Published on: 21 September 2023 at 09:30 IST
Court: Supreme Court of United States of America
Citation: Morey V. Doud (1957)
Honourable Supreme Court of United States has held that the Hon’ble Courts must show judicial restraint to interfere with tax legislation unless it is shown and proved that such taxing statute is manifestly unjust or glaringly unconstitutional.
The test of taxing statutes would be viewed on more stringent tests and the law makers should be given greater latitude. The Morey Principal, lays the presumption in favour of constitutionality of the statute and that the burden is on the person who attacks it, to establish that there has been clear transgression of the constitutional principles. The laws relating to economic activities should be viewed with greater latitude than laws touching civil rights such as freedom of speech, religion, etc.

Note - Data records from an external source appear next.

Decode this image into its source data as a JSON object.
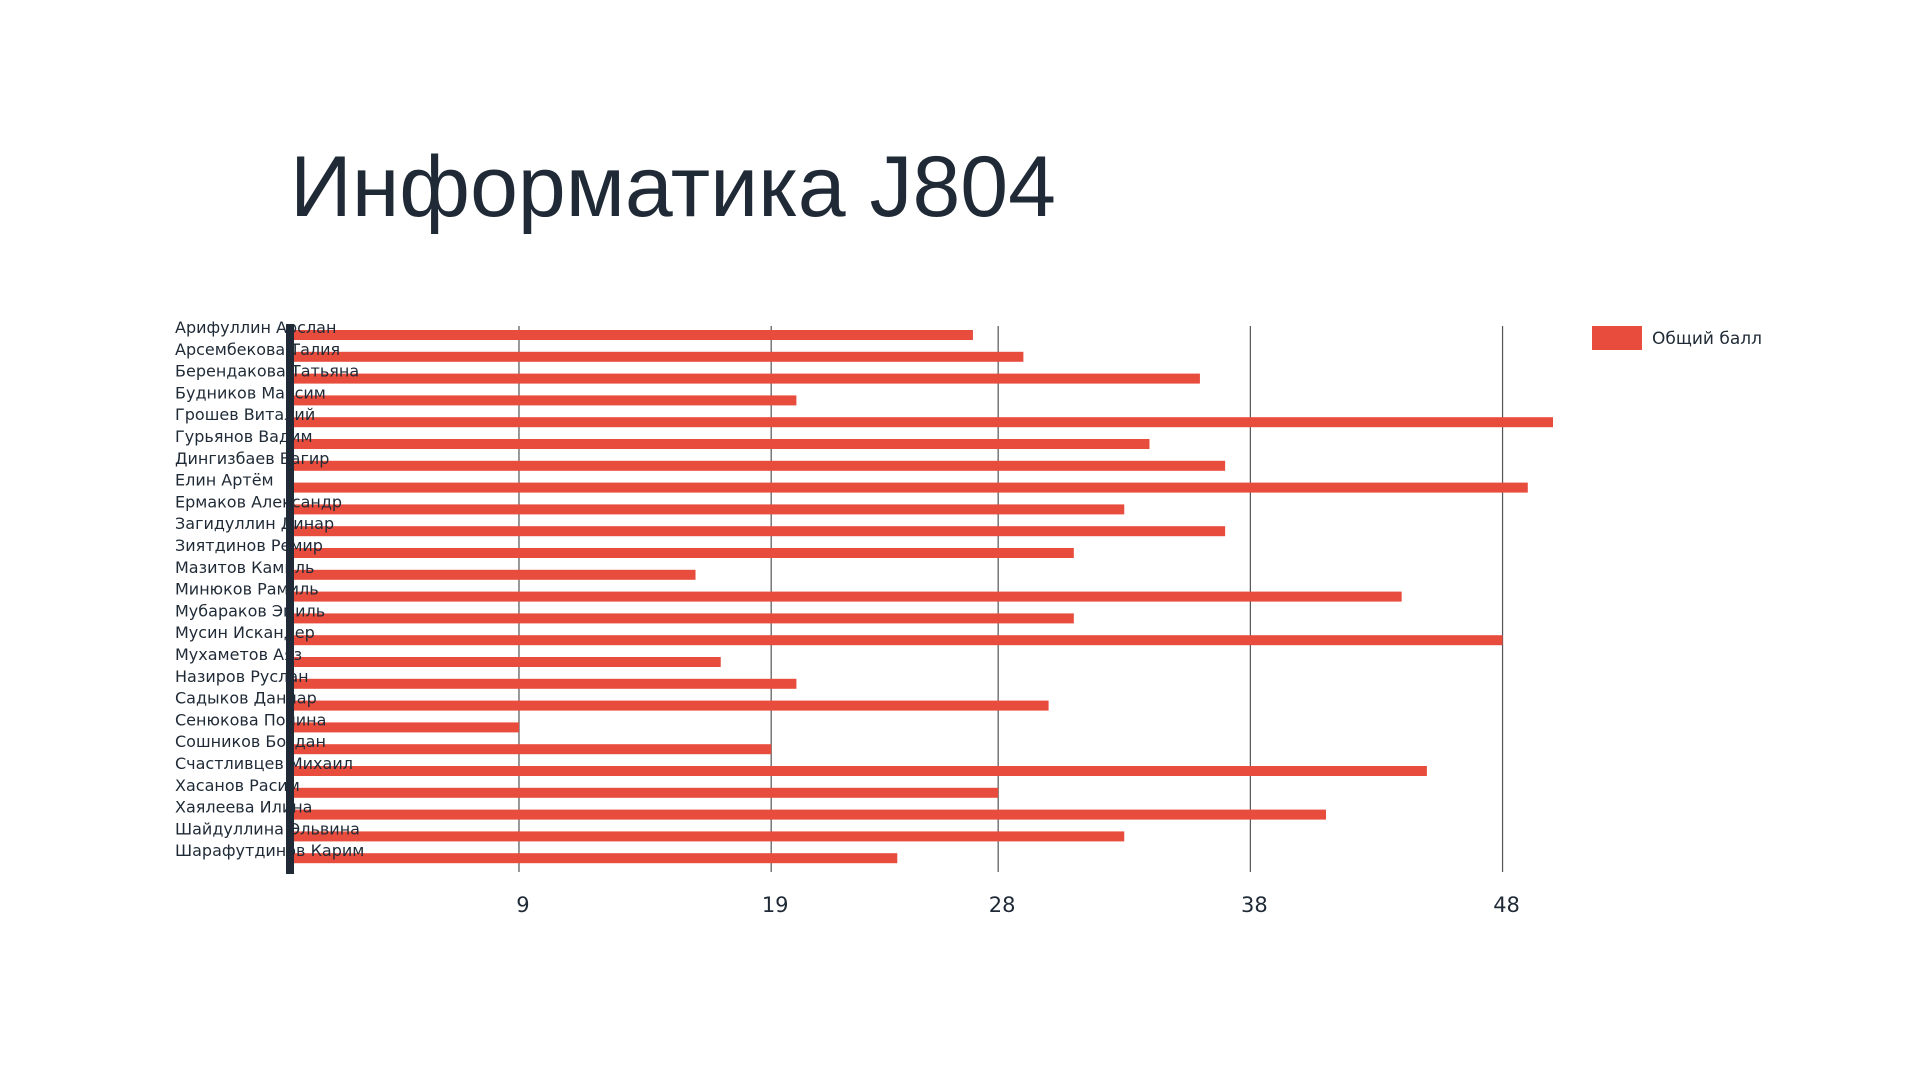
{
  "title": "Информатика J804",
  "colors": {
    "bar": "#e84c3d",
    "axis": "#1f2a36",
    "grid": "#555555",
    "text": "#1f2a36"
  },
  "chart_data": {
    "type": "bar",
    "orientation": "horizontal",
    "title": "Информатика J804",
    "xlim": [
      0,
      48
    ],
    "x_ticks": [
      9,
      19,
      28,
      38,
      48
    ],
    "grid": "vertical",
    "legend_position": "top-right",
    "categories": [
      "Арифуллин Арслан",
      "Арсембекова Талия",
      "Берендакова Татьяна",
      "Будников Максим",
      "Грошев Виталий",
      "Гурьянов Вадим",
      "Дингизбаев Вагир",
      "Елин Артём",
      "Ермаков Александр",
      "Загидуллин Динар",
      "Зиятдинов Ремир",
      "Мазитов Камиль",
      "Минюков Рамиль",
      "Мубараков Эмиль",
      "Мусин Искандер",
      "Мухаметов Аяз",
      "Назиров Руслан",
      "Садыков Даниар",
      "Сенюкова Полина",
      "Сошников Богдан",
      "Счастливцев Михаил",
      "Хасанов Расим",
      "Хаялеева Илина",
      "Шайдуллина Эльвина",
      "Шарафутдинов Карим"
    ],
    "series": [
      {
        "name": "Общий балл",
        "values": [
          27,
          29,
          36,
          20,
          50,
          34,
          37,
          49,
          33,
          37,
          31,
          16,
          44,
          31,
          48,
          17,
          20,
          30,
          9,
          19,
          45,
          28,
          41,
          33,
          24
        ]
      }
    ]
  }
}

“In the utilities, tax and economic regulation cases, there are good reasons for judicial self-restraint if not judicial deference to legislative judgment. The legislature after all has the affirmative responsibility. The courts have only the power to destroy, not to reconstruct. When these are added to the complexity of economic regulation, the uncertainty, the liability to error, the bewildering conflict of the experts, and the number of times the judges have been overruled by events – self-limitation can be seen to be the path to judicial wisdom and institutional prestige and stability.”